In March of 2017, the Vermont Association of Court Diversion Programs unanimously adopted the Principles of Restorative Justice, collaboratively developed by the Scaling-Up Restorative Justice Workgroup. Our programs strive to operate based on those principles. This document acknowledged that in Vermont, “services embracing a restorative vision for addressing harm continue to evolve and expand.” The principles were meant to orient and guide us toward effectively supporting relationships rooted in justice and respect and identified the following key points:

  1. Harmful actions are violations of people and relationships.
  2. Violations create obligations.
  3. Restorative justice seeks to engage and support those who have been harmed or victimized.

We join many others who, since the May 25, 2020 killing of George Floyd by police officers, are working to acknowledge and address the structural and institutional racism that has existed since this Nation’s founding. At this time in history, we who provide restorative justice services in VT have an obligation to look within to explore, and as necessary address, our role within the larger structure of racism and injustice.
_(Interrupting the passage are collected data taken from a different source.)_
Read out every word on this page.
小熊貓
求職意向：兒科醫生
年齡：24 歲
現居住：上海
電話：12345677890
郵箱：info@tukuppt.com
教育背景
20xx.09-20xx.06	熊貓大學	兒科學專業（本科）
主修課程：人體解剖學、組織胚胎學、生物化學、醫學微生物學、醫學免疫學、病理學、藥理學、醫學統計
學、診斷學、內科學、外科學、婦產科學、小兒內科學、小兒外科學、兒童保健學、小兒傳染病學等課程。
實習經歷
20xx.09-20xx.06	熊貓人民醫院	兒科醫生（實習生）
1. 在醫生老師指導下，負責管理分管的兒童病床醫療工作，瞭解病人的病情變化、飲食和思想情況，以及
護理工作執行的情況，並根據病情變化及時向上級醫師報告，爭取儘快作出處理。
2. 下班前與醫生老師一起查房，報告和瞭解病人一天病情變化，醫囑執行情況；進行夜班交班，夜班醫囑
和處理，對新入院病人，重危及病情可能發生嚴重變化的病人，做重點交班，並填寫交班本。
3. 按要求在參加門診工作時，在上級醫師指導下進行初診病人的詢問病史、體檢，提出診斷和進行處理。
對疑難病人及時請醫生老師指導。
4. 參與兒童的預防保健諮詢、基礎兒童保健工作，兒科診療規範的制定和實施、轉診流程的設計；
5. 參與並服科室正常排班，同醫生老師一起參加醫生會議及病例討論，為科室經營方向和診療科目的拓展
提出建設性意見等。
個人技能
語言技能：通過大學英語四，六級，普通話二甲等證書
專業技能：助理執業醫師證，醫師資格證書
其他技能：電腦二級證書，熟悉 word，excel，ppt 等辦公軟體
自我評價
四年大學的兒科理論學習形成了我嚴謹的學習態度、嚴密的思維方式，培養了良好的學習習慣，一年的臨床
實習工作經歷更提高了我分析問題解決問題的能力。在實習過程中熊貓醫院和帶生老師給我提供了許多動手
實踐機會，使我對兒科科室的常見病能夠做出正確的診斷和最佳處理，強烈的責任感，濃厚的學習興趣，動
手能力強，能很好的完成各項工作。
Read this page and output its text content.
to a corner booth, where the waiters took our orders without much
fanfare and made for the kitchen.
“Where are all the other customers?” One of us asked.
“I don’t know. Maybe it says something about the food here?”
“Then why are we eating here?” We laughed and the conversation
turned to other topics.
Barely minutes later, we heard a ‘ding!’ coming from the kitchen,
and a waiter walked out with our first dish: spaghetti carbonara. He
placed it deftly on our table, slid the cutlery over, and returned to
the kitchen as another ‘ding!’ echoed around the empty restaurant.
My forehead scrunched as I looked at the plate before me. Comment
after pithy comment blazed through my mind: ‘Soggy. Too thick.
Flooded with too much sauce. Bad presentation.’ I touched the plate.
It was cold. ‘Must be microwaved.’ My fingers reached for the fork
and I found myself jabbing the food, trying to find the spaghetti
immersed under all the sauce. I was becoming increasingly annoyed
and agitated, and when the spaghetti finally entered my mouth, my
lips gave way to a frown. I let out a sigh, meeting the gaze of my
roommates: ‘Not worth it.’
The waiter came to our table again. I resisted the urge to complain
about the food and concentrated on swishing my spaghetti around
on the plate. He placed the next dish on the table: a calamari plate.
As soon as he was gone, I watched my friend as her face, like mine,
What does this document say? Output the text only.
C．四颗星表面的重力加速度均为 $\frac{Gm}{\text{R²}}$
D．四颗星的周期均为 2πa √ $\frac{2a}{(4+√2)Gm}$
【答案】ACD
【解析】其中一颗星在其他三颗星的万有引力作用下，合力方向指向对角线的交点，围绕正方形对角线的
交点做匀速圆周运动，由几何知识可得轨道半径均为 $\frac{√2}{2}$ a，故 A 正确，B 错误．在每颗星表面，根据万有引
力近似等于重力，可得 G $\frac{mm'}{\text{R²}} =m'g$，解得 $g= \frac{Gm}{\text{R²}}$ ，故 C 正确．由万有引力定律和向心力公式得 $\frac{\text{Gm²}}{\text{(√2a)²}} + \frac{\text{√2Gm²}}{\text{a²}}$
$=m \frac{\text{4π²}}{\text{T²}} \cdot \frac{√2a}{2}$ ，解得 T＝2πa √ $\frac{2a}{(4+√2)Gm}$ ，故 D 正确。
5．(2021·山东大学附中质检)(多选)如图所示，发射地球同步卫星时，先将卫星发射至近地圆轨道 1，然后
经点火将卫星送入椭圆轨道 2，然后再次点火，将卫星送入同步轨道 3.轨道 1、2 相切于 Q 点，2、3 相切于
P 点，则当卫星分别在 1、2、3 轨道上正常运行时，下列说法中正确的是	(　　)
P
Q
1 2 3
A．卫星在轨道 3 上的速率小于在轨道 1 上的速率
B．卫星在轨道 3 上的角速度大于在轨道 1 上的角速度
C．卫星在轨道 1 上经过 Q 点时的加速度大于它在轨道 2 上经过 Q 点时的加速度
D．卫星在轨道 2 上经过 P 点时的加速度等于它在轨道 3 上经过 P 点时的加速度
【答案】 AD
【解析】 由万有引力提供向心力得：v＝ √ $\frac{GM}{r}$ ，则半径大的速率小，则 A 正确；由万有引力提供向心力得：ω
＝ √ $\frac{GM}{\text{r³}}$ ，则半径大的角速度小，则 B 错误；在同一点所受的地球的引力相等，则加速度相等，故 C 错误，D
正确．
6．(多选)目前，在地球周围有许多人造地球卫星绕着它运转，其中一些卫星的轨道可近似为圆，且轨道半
Vermont arrest and incarceration data show a disproportionate number of people of color in our criminal justice system.  In the words of Angela Davis, “In a racist society, it is not enough to be non-racist, we must be anti-racist.”

In addressing matters referred to us, we are committed to work in partnership with State and local government and the volunteers who represent our local communities to provide support and accountability to all parties, including addressing the underlying conditions that have led up to the violation.

As we seek to hold ourselves accountable and move toward a justice system that brings dignity, safety and repair of harm for all, we commit to:

  1. prioritize diversity in all its forms (race, age, income, lived experience with the criminal legal system, ) when recruiting staff and volunteers for our work, with the intent to best represent the communities we serve;
  2. collect and share data that will help identify inequities in accessing restorative options at our agencies for people of color in Vermont;
  3. engage in at least six hours of anti-racism training annually to explore our own implicit biases and privileges, the foundation and historical roots of our restorative practices among indigenous peoples here and around the world, the roots and current forms of racism, and what it means to be anti-racist;
  4. use a standing agenda item on our member agency and association meetings, at least quarterly, to examine our policies and practices in light of these commitments so we work in ways that are inclusive and equitable, respect the dignity of all, and build relationships rooted in justice and respect.